Koenig originally asked Dougherty for 25 kits to share directly with families in the Kearney area. However, as AAP continued to receive requests from additional partners, she agreed to accept 300 kits and distribute them to community partners in the Kearney and Holdrege areas. PRCs in Lincoln, Columbus/Norfolk and Omaha also have received kits to distribute.

“This is a true example of community partnership and how we leverage resources and work together to make sure children with intellectual and developmental disabilities and their families across the state get the resources they need,” said Sarah Swanson, assistant professor and program manager of the PRC program at MMI.

Sarah Kuhl is the co-owner of The Spectrum Center for Autism in Kearney, one of the longtime community partners where Koenig helped AAP deliver kits so they could be shared with client families.

“The response has been great,” Kuhl said. “Several of our parents can’t believe how much is in the kit — they’re surprised at the amount of materials.

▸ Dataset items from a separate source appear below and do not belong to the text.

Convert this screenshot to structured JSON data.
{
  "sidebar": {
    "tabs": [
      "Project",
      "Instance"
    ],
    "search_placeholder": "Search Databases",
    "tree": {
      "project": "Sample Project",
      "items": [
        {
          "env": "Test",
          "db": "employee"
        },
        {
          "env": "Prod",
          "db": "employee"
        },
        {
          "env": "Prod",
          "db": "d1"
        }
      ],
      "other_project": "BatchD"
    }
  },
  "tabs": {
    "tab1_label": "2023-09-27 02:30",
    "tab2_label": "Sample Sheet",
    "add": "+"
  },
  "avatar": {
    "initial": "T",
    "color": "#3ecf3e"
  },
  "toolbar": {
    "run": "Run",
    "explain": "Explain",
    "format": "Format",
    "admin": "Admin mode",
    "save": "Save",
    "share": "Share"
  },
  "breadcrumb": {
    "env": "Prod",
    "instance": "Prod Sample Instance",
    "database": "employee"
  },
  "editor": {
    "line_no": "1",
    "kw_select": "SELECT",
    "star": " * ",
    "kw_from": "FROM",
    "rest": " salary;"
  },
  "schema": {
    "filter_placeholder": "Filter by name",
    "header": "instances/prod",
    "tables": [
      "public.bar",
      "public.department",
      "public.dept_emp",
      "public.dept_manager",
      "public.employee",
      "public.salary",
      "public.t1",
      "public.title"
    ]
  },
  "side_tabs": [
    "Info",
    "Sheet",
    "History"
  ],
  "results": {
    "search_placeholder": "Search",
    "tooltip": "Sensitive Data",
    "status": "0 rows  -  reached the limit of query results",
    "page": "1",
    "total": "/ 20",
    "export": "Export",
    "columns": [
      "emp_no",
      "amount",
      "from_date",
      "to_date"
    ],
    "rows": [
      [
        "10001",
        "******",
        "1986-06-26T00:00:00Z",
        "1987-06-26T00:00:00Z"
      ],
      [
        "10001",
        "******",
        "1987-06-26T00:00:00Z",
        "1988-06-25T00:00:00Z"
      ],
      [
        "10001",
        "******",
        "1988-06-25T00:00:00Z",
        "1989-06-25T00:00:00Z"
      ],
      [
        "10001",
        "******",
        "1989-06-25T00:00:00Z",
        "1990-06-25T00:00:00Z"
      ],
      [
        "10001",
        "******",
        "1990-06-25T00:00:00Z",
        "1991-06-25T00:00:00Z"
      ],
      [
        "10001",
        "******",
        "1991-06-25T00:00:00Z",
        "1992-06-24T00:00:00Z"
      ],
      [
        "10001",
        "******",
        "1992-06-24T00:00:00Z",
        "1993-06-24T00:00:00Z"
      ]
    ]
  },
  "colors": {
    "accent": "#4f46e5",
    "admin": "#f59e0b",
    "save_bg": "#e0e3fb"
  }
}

Kuhl said the kits have proven popular, especially since families have been telling her since March that the lack of structured activity has been difficult for their children.

“These kits are wonderful,” she said.

Dougherty said AAP initially piloted the idea with 300 families, and the response was so positive that AAP supporters, including the board of directors, were enthusiastic about expanding the effort.

“Parents across the country and the world during this pandemic have been asked to be their children’s teacher — everyone understands that,” he said. “Families with school-age children who have disabilities (like autism) are asked not only to be teachers but speech therapists, behavioral specialists, occupational therapists, physical therapists — all these services to which they now have only limited access or have completely lost access. And even if they can access services online, they might not have supplies and tools at house, especially in rural Nebraska, to work with their children.

“These kits are designed to help address that.”

Dougherty stressed that the kits are a community effort, with support from community partners such as MMI, Boystown, Nebraska Educational Service Units (ESUs), businesses such as Werner Enterprises, and many volunteers.

“This is an example of the type of community we have and the solidarity and unity within the autism community across the state of Nebraska,” he said.